Of those, 35 per cent had been cancelled legitimately, usually when multiple calls were received about the same incident. In another 20 per cent of cases, gardaí went to the home of the caller to make checks but the call was then marked as “cancelled”. That meant no official records, which often flag people as being at risk of domestic violence, were ever created of the incidents.

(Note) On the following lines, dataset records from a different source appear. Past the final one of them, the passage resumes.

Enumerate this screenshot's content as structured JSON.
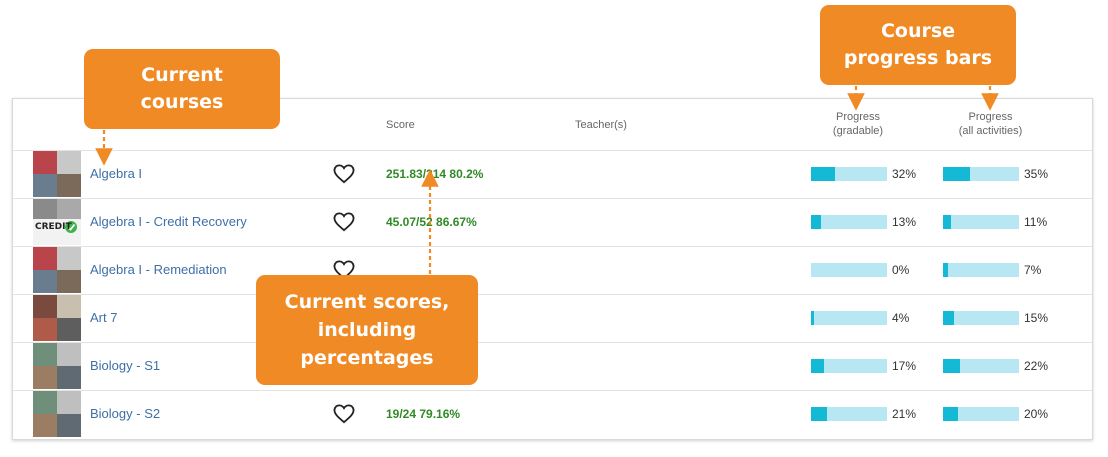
{
  "header": {
    "score": "Score",
    "teachers": "Teacher(s)",
    "progress_gradable_1": "Progress",
    "progress_gradable_2": "(gradable)",
    "progress_all_1": "Progress",
    "progress_all_2": "(all activities)"
  },
  "courses": [
    {
      "name": "Algebra I",
      "score": "251.83/314 80.2%",
      "gradable_pct": 32,
      "gradable_label": "32%",
      "all_pct": 35,
      "all_label": "35%"
    },
    {
      "name": "Algebra I - Credit Recovery",
      "score": "45.07/52 86.67%",
      "gradable_pct": 13,
      "gradable_label": "13%",
      "all_pct": 11,
      "all_label": "11%"
    },
    {
      "name": "Algebra I - Remediation",
      "score": "",
      "gradable_pct": 0,
      "gradable_label": "0%",
      "all_pct": 7,
      "all_label": "7%"
    },
    {
      "name": "Art 7",
      "score": "",
      "gradable_pct": 4,
      "gradable_label": "4%",
      "all_pct": 15,
      "all_label": "15%"
    },
    {
      "name": "Biology - S1",
      "score": "",
      "gradable_pct": 17,
      "gradable_label": "17%",
      "all_pct": 22,
      "all_label": "22%"
    },
    {
      "name": "Biology - S2",
      "score": "19/24 79.16%",
      "gradable_pct": 21,
      "gradable_label": "21%",
      "all_pct": 20,
      "all_label": "20%"
    }
  ],
  "callouts": {
    "current_courses_1": "Current",
    "current_courses_2": "courses",
    "progress_bars_1": "Course",
    "progress_bars_2": "progress bars",
    "scores_1": "Current scores,",
    "scores_2": "including",
    "scores_3": "percentages"
  },
  "icons": {
    "favorite": "heart-outline-icon",
    "credit_badge_text": "CREDIT"
  },
  "colors": {
    "callout": "#f08a24",
    "link": "#3f6fa7",
    "score": "#2f8a25",
    "bar_track": "#b7e7f2",
    "bar_fill": "#14b9d6"
  }
}
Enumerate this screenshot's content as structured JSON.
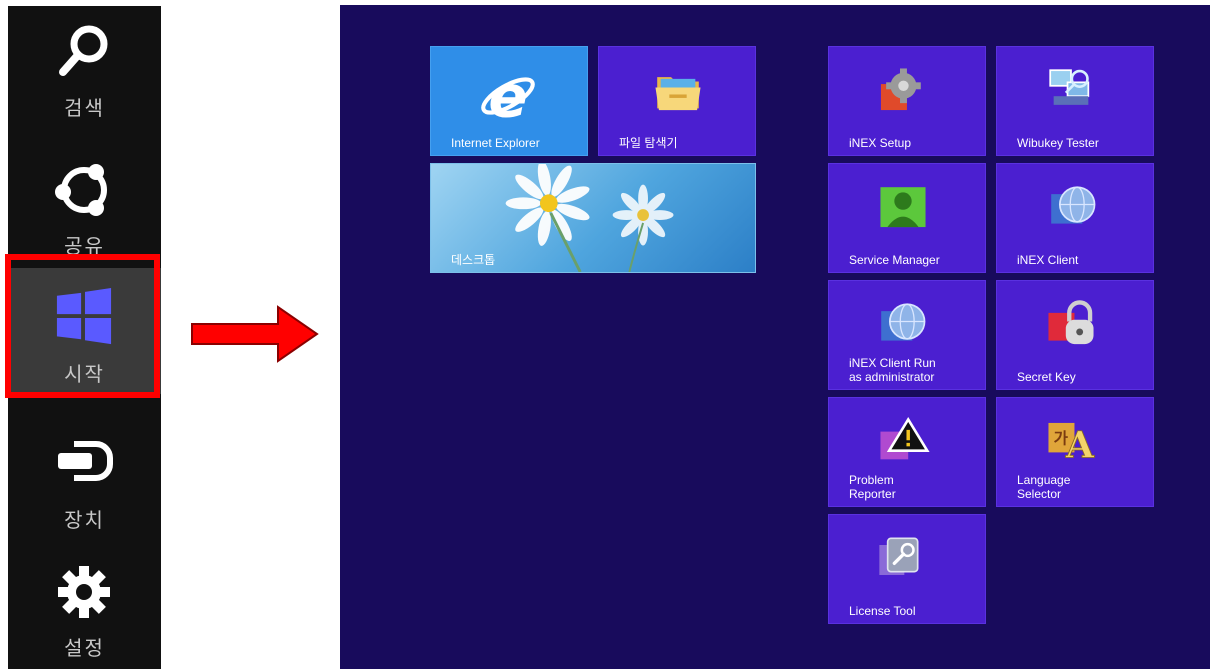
{
  "charms": [
    {
      "label": "검색",
      "icon": "search-icon"
    },
    {
      "label": "공유",
      "icon": "share-icon"
    },
    {
      "label": "시작",
      "icon": "windows-start-icon",
      "active": true
    },
    {
      "label": "장치",
      "icon": "devices-icon"
    },
    {
      "label": "설정",
      "icon": "settings-gear-icon"
    }
  ],
  "arrow": {
    "color": "#ff0000",
    "icon": "right-arrow-icon"
  },
  "highlight": {
    "color": "#ff0000"
  },
  "start_screen": {
    "background": "#180b5c",
    "tile_color": "#4b1fd0",
    "groups": [
      {
        "tiles": [
          {
            "label": "Internet Explorer",
            "icon": "internet-explorer-icon",
            "color": "#2f8ee8"
          },
          {
            "label": "파일 탐색기",
            "icon": "folder-icon"
          },
          {
            "label": "데스크톱",
            "icon": "desktop-wallpaper"
          }
        ]
      },
      {
        "tiles": [
          {
            "label": "iNEX Setup",
            "icon": "gear-icon"
          },
          {
            "label": "Wibukey Tester",
            "icon": "network-tester-icon"
          },
          {
            "label": "Service Manager",
            "icon": "user-icon"
          },
          {
            "label": "iNEX Client",
            "icon": "globe-icon"
          },
          {
            "label": "iNEX Client Run\nas administrator",
            "icon": "globe-icon"
          },
          {
            "label": "Secret Key",
            "icon": "padlock-icon"
          },
          {
            "label": "Problem\nReporter",
            "icon": "warning-icon"
          },
          {
            "label": "Language\nSelector",
            "icon": "language-icon"
          },
          {
            "label": "License Tool",
            "icon": "wrench-icon"
          }
        ]
      }
    ]
  }
}
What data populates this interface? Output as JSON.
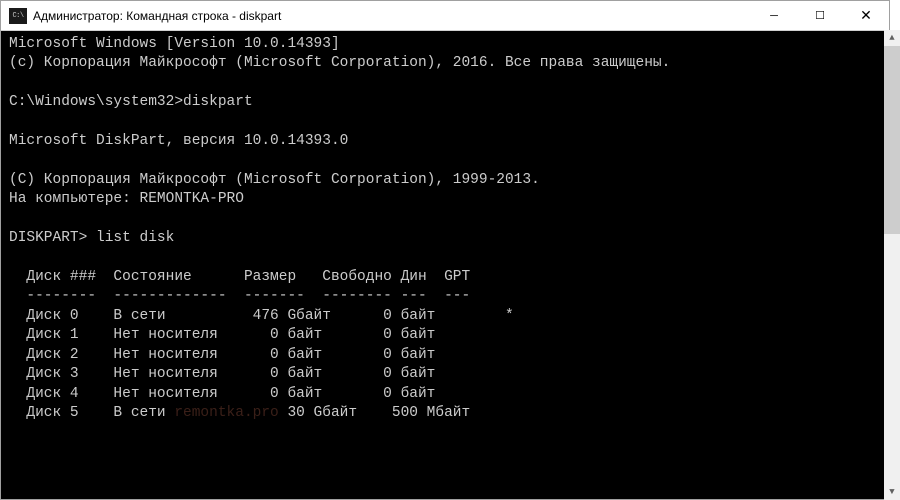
{
  "titlebar": {
    "icon_label": "C:\\",
    "title": "Администратор: Командная строка - diskpart"
  },
  "terminal": {
    "lines": {
      "ver": "Microsoft Windows [Version 10.0.14393]",
      "copyright1": "(c) Корпорация Майкрософт (Microsoft Corporation), 2016. Все права защищены.",
      "blank1": "",
      "prompt1": "C:\\Windows\\system32>diskpart",
      "blank2": "",
      "dp_ver": "Microsoft DiskPart, версия 10.0.14393.0",
      "blank3": "",
      "dp_copyright": "(C) Корпорация Майкрософт (Microsoft Corporation), 1999-2013.",
      "computer": "На компьютере: REMONTKA-PRO",
      "blank4": "",
      "prompt2": "DISKPART> list disk",
      "blank5": "",
      "header": "  Диск ###  Состояние      Размер   Свободно Дин  GPT",
      "divider": "  --------  -------------  -------  -------- ---  ---",
      "row0": "  Диск 0    В сети          476 Gбайт      0 байт        *",
      "row1": "  Диск 1    Нет носителя      0 байт       0 байт",
      "row2": "  Диск 2    Нет носителя      0 байт       0 байт",
      "row3": "  Диск 3    Нет носителя      0 байт       0 байт",
      "row4": "  Диск 4    Нет носителя      0 байт       0 байт",
      "row5_a": "  Диск 5    В сети ",
      "row5_b": " 30 Gбайт    500 Mбайт"
    },
    "watermark": "remontka.pro"
  },
  "win_controls": {
    "minimize": "─",
    "maximize": "☐",
    "close": "✕"
  },
  "scrollbar": {
    "up": "▲",
    "down": "▼"
  }
}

In the remaining 45 per cent of cancelled domestic violence calls, further information was being gathered, though in some cases no police response was provided.

In total, some 1.4 million 999 calls were made to the Garda between the start of 2019 and last October. Of those, 163,778 were “priority one” calls and 22,595 were cancelled, including the 3,120 domestic violence calls. All of the calls were now being checked to establish if other callers, aside from the domestic violence victims, had their calls cancelled inappropriately.